Oddfellow’s Orphanage by Emily Wingfield Martin

Delia has recently been orphaned and finds herself among a truly odd assortment of characters when she arrives at Oddfellow Bluebeard’s orphanage. Each child at Oddfellow’s Orphange has something that sets them apart from the others, from the boy with an onion head, to the girl with blue tattoos all over her body, to a young hedgehog. Each child also has some delightful quality that makes them perfectly likeable.

Oddfellow’s Orphanage, written and illustrated by celebrated Etsy artist Emily Wingfield Martin (to be published January 2012 by Random House), tells us a little bit about each of the children, and just how their personalities and their not-so-happy pasts give them a special reason to contribute to the happiness of the others in the home. Together, the happy family of orphans and the assortment of interesting teachers create a delightful world that a young reader would probably love to visit. What child wouldn’t love classes in fairy tales and cryptozoology (imaginary animals)?

Ms Martin is an artist, first having sketched the characters and given them personalities. The book is full of pencil sketches of the characters and their magical setting, and I really liked the sketches. (The cover attracted me to the book initially.) From my understanding, Ms Martin wanted to give the characters she’d created a place to expand and interact, so she wrote their story.

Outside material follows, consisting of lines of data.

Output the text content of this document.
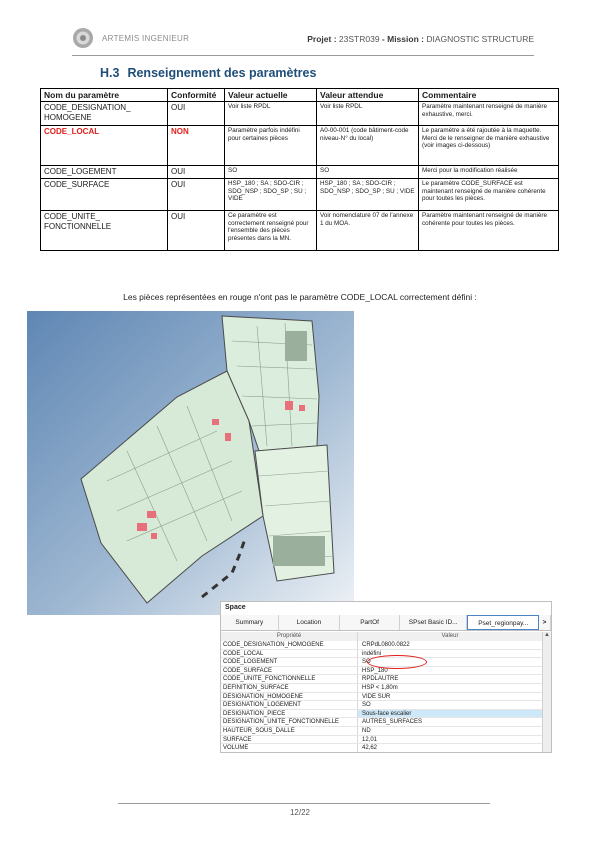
ARTEMIS INGENIEUR	Projet : 23STR039 - Mission : DIAGNOSTIC STRUCTURE
H.3 Renseignement des paramètres
Nom du paramètre	Conformité	Valeur actuelle	Valeur attendue	Commentaire
CODE_DESIGNATION_ HOMOGENE	OUI	Voir liste RPDL	Voir liste RPDL	Paramètre maintenant renseigné de manière exhaustive, merci.
CODE_LOCAL	NON	Paramètre parfois indéfini pour certaines pièces	A0-00-001 (code bâtiment-code niveau-N° du local)	Le paramètre a été rajoutée à la maquette. Merci de le renseigner de manière exhaustive (voir images ci-dessous)
CODE_LOGEMENT	OUI	SO	SO	Merci pour la modification réalisée
CODE_SURFACE	OUI	HSP_180 ; SA ; SDO-CIR ; SDO_NSP ; SDO_SP ; SU ; VIDE	HSP_180 ; SA ; SDO-CIR ; SDO_NSP ; SDO_SP ; SU ; VIDE	Le paramètre CODE_SURFACE est maintenant renseigné de manière cohérente pour toutes les pièces.
CODE_UNITE_ FONCTIONNELLE	OUI	Ce paramètre est correctement renseigné pour l'ensemble des pièces présentes dans la MN.	Voir nomenclature 07 de l'annexe 1 du MOA.	Paramètre maintenant renseigné de manière cohérente pour toutes les pièces.
Les pièces représentées en rouge n'ont pas le paramètre CODE_LOCAL correctement défini :
Space
Summary	Location	PartOf	SPset Basic ID...	Pset_regionpay...	>
Propriété	Valeur
CODE_DESIGNATION_HOMOGENE	CRPdL0800.0822
CODE_LOCAL	indéfini
CODE_LOGEMENT	SO
CODE_SURFACE	HSP_180
CODE_UNITE_FONCTIONNELLE	RPDLAUTRE
DEFINITION_SURFACE	HSP < 1,80m
DESIGNATION_HOMOGENE	VIDE SUR
DESIGNATION_LOGEMENT	SO
DESIGNATION_PIECE	Sous-face escalier
DESIGNATION_UNITE_FONCTIONNELLE	AUTRES_SURFACES
HAUTEUR_SOUS_DALLE	ND
SURFACE	12,01
VOLUME	42,62
▲
12/22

The book as a whole has little plot beyond children become friends with each other in a magical place, particularly the newcomer, Delia, finding her place as a friend in a new (nontraditional) family.

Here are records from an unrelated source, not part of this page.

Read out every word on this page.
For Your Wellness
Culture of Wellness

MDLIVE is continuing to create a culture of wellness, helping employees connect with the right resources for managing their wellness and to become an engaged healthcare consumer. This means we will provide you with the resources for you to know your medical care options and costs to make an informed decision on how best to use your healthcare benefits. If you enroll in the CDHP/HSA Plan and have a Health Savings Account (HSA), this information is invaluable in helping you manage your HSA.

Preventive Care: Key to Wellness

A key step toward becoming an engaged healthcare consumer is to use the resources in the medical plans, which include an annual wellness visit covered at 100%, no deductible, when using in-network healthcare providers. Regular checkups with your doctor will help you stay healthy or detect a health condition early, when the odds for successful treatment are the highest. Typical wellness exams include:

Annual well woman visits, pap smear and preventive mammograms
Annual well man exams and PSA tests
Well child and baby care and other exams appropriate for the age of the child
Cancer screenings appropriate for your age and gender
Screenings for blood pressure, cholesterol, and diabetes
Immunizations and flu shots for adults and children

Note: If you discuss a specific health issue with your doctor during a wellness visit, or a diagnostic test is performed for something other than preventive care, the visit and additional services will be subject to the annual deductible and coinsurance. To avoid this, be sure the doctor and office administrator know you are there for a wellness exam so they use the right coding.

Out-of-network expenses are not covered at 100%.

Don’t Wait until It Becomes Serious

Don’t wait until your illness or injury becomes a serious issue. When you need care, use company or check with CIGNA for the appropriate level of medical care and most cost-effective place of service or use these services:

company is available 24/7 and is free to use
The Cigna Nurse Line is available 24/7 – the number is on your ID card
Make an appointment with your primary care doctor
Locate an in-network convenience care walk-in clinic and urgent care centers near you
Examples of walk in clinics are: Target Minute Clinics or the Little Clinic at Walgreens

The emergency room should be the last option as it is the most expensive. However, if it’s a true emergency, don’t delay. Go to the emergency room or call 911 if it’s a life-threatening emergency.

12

Unfortunately, delightful as the book was, it simply wasn’t enough. I wanted to know more. The collection of character sketches and the interactions we did read left me a little bit hollow. I loved the characters, I loved the slowly developing setting, and I loved the concept. But it did not provide depth that would have caused me to embrace the novel as a favorite to recommend to a young reader. I can’t place why it left me feeling like that: maybe the writing was not engaging enough, or the lack of a cohesive, plotted story didn’t bring the characters together enough.

I recognize that I’m not the intended audience. I am an adult reader who normally reads longer novels, and I have come to expect depth and development. But when I finished this short (about 140 page) novel, I struggled a little to remember which child was which. I feel I should have been well immersed in the striking personalities and magical setting by the end.

In short, Oddfellow’s Orphanage does feel like a preliminary introduction to the setting and characters. Maybe the author has purposely set the book up to be open for sequels, so we can see more of the personalities and histories. At any rate, the book, while a somewhat slow visit to a delightful place, seemed to be missing some depth that would have made it absolutely fantastic. The elements are there, but something essential was missing for me.

I read a digital review copy of Oddfellow’s Orphanage via netgalley.com.

About the author 

Rebecca Reid

Rebecca Reid is a homeschooling, stay-at-home mother seeking to make the journey of life-long learning fun by reading lots of good books. Rebecca Reads provides reviews of children's literature she has enjoyed with her children; nonfiction that enhances understanding of educational philosophies, history and more; and classical literature that Rebecca enjoys reading.

  1. There is nothing wrong with wanting to read a book intended for children. If it appeals to an adult in the sense of something we wish to have had during our childhood that means its a really good book. Most children’s books today contain things we don’t want our kids to be reading they can be vulgar so this just shows that the book is one of those valuable books that can not only be enjoyed by children but people of all ages. Just from reading your blog review I’ll most likely get a copy of it so I can read it to my children. Usually they love me reading to them and we both enjoy the book together.

    1. Timothy Barton » Oh I agree that there is nothing wrong with adults reading books for children! You’ll see I read and write about a lot of them! This one was simply unsatisfying to me. I do hope you and your children will enjoy this one.

  2. This sounds like a wonderful set up, but I too am one of those “give me more” type readers, so I’m not sure this would work for me.